Besides making the process of growing crops more efficient, CityFARM will also eliminate another big problem, which is the shipment of food. Sometimes, food is shipped long distances, a wasteful use of resources that leaves a large carbon footprint. Using the CityFARM technology, every city could have one block dedicated to these farms, and it would feed the entire population. The leader of the project, Caleb Harper, says that the plan is tobuild one billion of these tiny urban farms in cities around the world.
2. Water Scarcity
It may be shocking to people in first-world countries, who defecate and urinate in clean water and flush it down the toilet, that 783 million people do not have access to clean water. In addition to that, 2.5 billion people do not have access to adequate sanitation. Looking to solve both problems is Peter Janicki’s Omniprocessor, which extracts water from human waste.
Sewer sludge is put into the Omniprocessor, where it is boiled in a large tube. The water vapor escapes from the waste and goes into a cleaning system inside the machine. Within minutes, it is filtered, and clean water is available. One machine can continually provide clean water to 100,000 people. But what really makes the Omniprocessor so innovative is that the leftover waste is turned into steam, which powers the machine. If there is leftover power, it goes to powering the community.
The Omniprocessor is personally supported by Bill Gates, who drank its water and said he would drink it every day. The project to build and install them throughout the world is also supported by the Gates Foundation.
1. Third-World Poverty
Would you notice if a tiny tax, cheaper than a cup of coffee, was tacked on each time you made a large luxury purchase? For example, would you notice $1.50 being taken off a vacation you spent $1,500 on? Most people probably wouldn’t notice or care, and while it may not be noticeable to the consumer, all of that money combined could mean billions of dollars for people living in poverty. Philippe Douste-Blazy, a French cardiologist and a special adviser to the secretary general of the UN in charge of innovative financing for development, tested this theory using a service charge on tickets for flights out of France. The service charge was €1 (about US$1.50), and between 2006 and 2014, they made $2 billion and received no complaints about the levy.
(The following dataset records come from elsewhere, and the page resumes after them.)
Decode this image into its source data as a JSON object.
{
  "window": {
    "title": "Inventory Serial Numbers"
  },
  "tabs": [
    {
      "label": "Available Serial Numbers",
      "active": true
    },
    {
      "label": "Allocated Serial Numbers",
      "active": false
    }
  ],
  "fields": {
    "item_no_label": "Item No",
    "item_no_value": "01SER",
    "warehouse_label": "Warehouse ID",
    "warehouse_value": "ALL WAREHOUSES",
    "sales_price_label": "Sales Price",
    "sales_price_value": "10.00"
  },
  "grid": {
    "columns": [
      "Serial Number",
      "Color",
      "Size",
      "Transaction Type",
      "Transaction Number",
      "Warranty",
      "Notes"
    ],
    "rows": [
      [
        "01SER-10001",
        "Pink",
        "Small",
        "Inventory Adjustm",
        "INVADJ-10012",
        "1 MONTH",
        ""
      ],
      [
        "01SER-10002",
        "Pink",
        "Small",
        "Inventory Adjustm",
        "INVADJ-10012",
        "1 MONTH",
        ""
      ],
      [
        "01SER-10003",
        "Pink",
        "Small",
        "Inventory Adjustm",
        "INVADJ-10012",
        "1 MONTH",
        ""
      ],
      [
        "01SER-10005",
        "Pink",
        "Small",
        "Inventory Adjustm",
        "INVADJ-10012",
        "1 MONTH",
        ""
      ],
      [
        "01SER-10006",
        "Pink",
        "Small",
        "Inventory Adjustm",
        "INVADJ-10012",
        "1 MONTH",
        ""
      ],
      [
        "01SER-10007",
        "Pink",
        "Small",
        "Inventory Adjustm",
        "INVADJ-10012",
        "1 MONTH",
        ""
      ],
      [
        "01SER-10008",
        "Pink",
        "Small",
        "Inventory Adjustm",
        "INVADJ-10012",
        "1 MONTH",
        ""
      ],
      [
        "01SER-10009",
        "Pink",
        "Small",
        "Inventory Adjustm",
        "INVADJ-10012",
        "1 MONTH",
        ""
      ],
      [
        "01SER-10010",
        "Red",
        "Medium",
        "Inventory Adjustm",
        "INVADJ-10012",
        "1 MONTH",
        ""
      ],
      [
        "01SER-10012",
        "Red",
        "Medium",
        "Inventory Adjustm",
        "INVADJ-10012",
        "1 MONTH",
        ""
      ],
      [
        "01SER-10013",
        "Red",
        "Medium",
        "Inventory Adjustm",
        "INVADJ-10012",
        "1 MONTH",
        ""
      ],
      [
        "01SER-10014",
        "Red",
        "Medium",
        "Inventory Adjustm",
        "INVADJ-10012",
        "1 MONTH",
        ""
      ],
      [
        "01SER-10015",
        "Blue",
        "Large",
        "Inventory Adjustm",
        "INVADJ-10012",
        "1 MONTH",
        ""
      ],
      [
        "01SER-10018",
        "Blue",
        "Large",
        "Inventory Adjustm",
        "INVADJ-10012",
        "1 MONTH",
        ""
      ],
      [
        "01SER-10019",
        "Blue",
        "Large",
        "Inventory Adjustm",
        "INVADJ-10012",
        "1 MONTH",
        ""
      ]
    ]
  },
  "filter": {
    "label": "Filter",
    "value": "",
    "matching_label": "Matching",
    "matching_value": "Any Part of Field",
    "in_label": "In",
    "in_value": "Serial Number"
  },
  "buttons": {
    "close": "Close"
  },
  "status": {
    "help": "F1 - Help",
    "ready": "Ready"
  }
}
Of course, these “invisible donations” can be used to fund a whole host of projects. Currently, Douste-Blazy has been using the funds from the airline tickets on initiatives to fight HIV and AIDS, tuberculosis, and malaria in third-world countries. He says that public health is a cornerstone of a good economic system. If people are healthy, they can go to school, get a job, and contribute to an economy, which in turn grows the country’s GDP. Douste-Blazy hopes that this type of financing could lead to greater global stabilization.